Newer in the company’s new product pipeline is Marvelous Creations, an innovation platform Ms. Rosenfeld said Mondelēz is now in the process of taking global.

“The concept is simple — a tasty mix up of chocolate with bits of candy,” she said. “We initially launched Marvelous Creations in 2012, under Cadbury Dairy Milk in Australia. We were generating about $40 million in sales. Just like Bubbly, Marvelous Creations proved to be highly incremental, so in 2013 we launched it in the U.K. under Cadbury Dairy Milk and in Germany under Milka. Last year we introduced it in Canada and Russia. So far this year, we’ve launched it in South Africa and Egypt. We expect to roll out Marvelous Creations in other countries in the coming years and anticipate it will become a $500 million platform for us by 2018.”

Ms. Rosenfeld said Mondelēz earlier this year implemented a consistent category-led model in all of its regions.

“Now that it’s in place, we’ll be able to move even faster in bringing proven ideas to market,” she said. “Specifically, the operating model will improve our ability to rapidly adopt best practices across regions, to accelerate growth of our power brands and innovation platforms, and simplify and standardize processes to drive speed and reduce costs.”

Innovation was one of several levers Ms. Rosenfeld described at Mondelēz as keys for growth at the company.

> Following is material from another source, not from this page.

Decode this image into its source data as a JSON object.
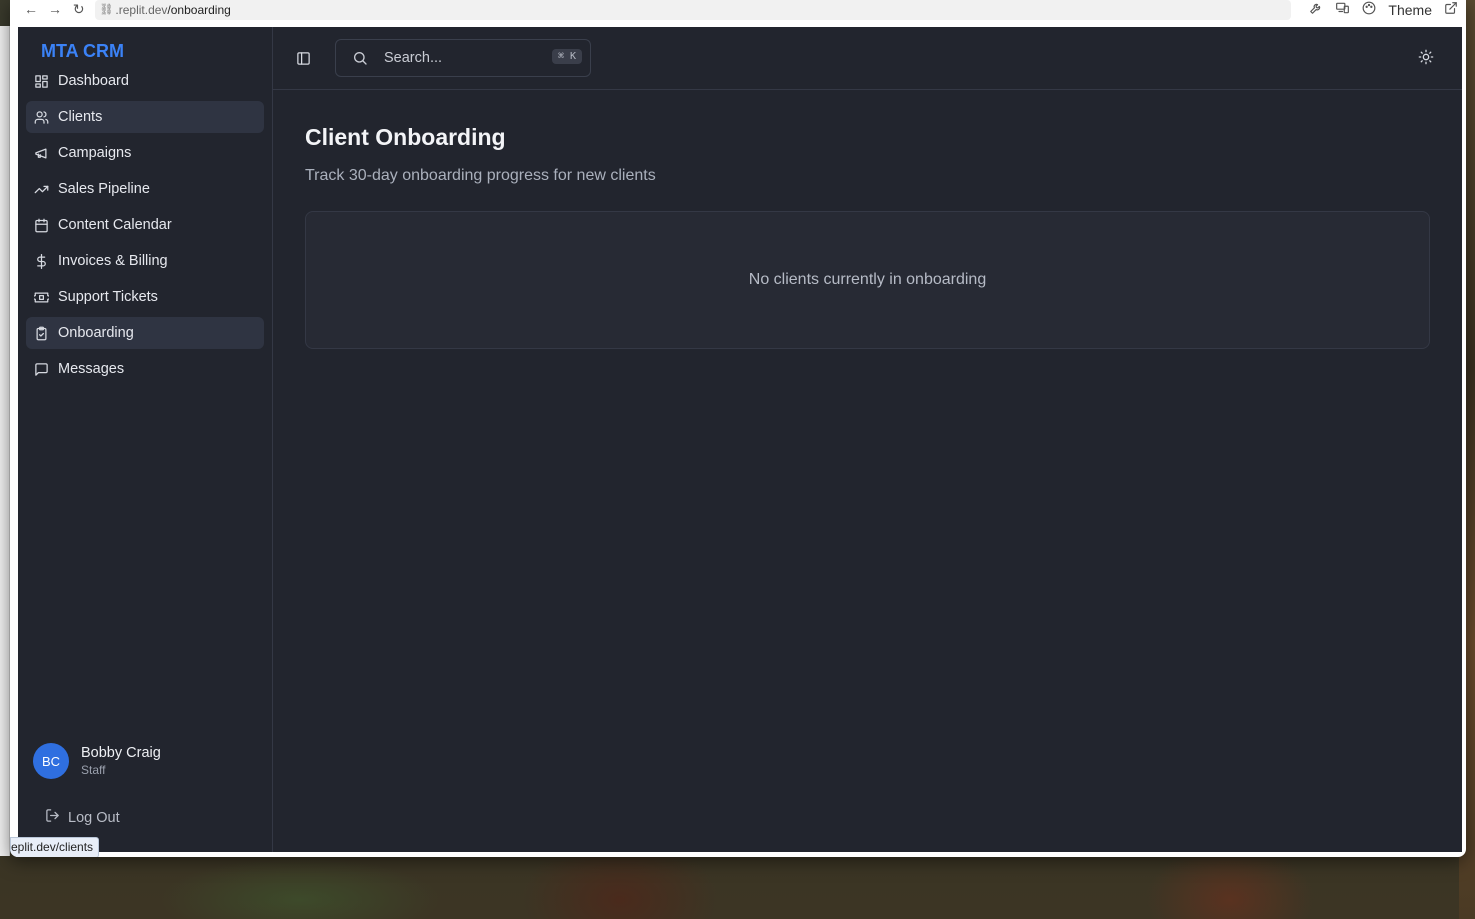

Other steps include the discontinuation of low-margin product lines and ongoing simplification of stock-keeping units. She said these efforts will result in near-term sales declines, estimated at 1 percentage point in 2015.

At the same time, she said the company’s focus on its so-called “power brands” is crucial if the company is going to maximize growth longer term. The brands accounted for 62% of Mondelēz net revenue in 2014.

“Over the past few years they have grown on average about twice as fast as the overall company,” Ms. Rosenfeld said. “Power brands also carry higher operating margins that are at least 100 to 200 basis points above non-power brands. For these reasons, we put most of our advertising support behind them (about 80% of spending in 2014).”

Similarly, Ms. Rosenfeld described how the company’s merger and acquisition activity will fuel growth. She said the company’s major coffee joint venture, still subject to regulatory clearances, will mean snacks will account for 84% of Mondelēz sales, up from 75% at present. More importantly, she said shedding coffee from the operating portfolio of Mondelēz will allow the company to “optimize capital allocation by better focusing our resources on our core snacks businesses.” At the same time, Mondelēz “will be able to participate in the future growth of the coffee category with our minority interest in the j.v.,” she said.

Acquisition targets are selected with the objective of strengthening Mondelēz’s positions in categories and countries, Ms. Rosenfeld, citing Kinh Do in the latter category. The pending acquisition is expected to close at mid-year, she said.

“With about $175 million in sales, Kinh Do is one of the largest snack companies in Vietnam, a fast growing market of 90 million consumers, more than half of whom are under 30 years old,” she said. “In addition to leveraging Kinh Do’s iconic brands and leading positions in biscuits and moon cakes, we’ll invest to introduce our power brands into their distribution network covering 130,000 outlets.”

While most Mondelēz acquisitions going forward will be in emerging markets, Ms. Rosenfeld said the company would “continue to seek opportunities to fill portfolio gaps in developed countries.”

Along those lines, she discussed the pending acquisition of privately-held Enjoy Life Foods, a move announced just one day before her presentation.

“With sales of about $40 million, Enjoy Life is the market leader in the ‘free-from’ snacking category, that is snacks that are free of eight of the most common food allergens,” she said. “The move is consistent with our strategy to expand into fast growing, on-trend, better-for-you areas. While we expect to operate this business on a stand-alone basis, we’ll use our consumer resources to improve marketing and packaging, leverage our sales and distribution network to make Enjoy Life products more widely available across the U.S. and look for new opportunities to expand internationally.”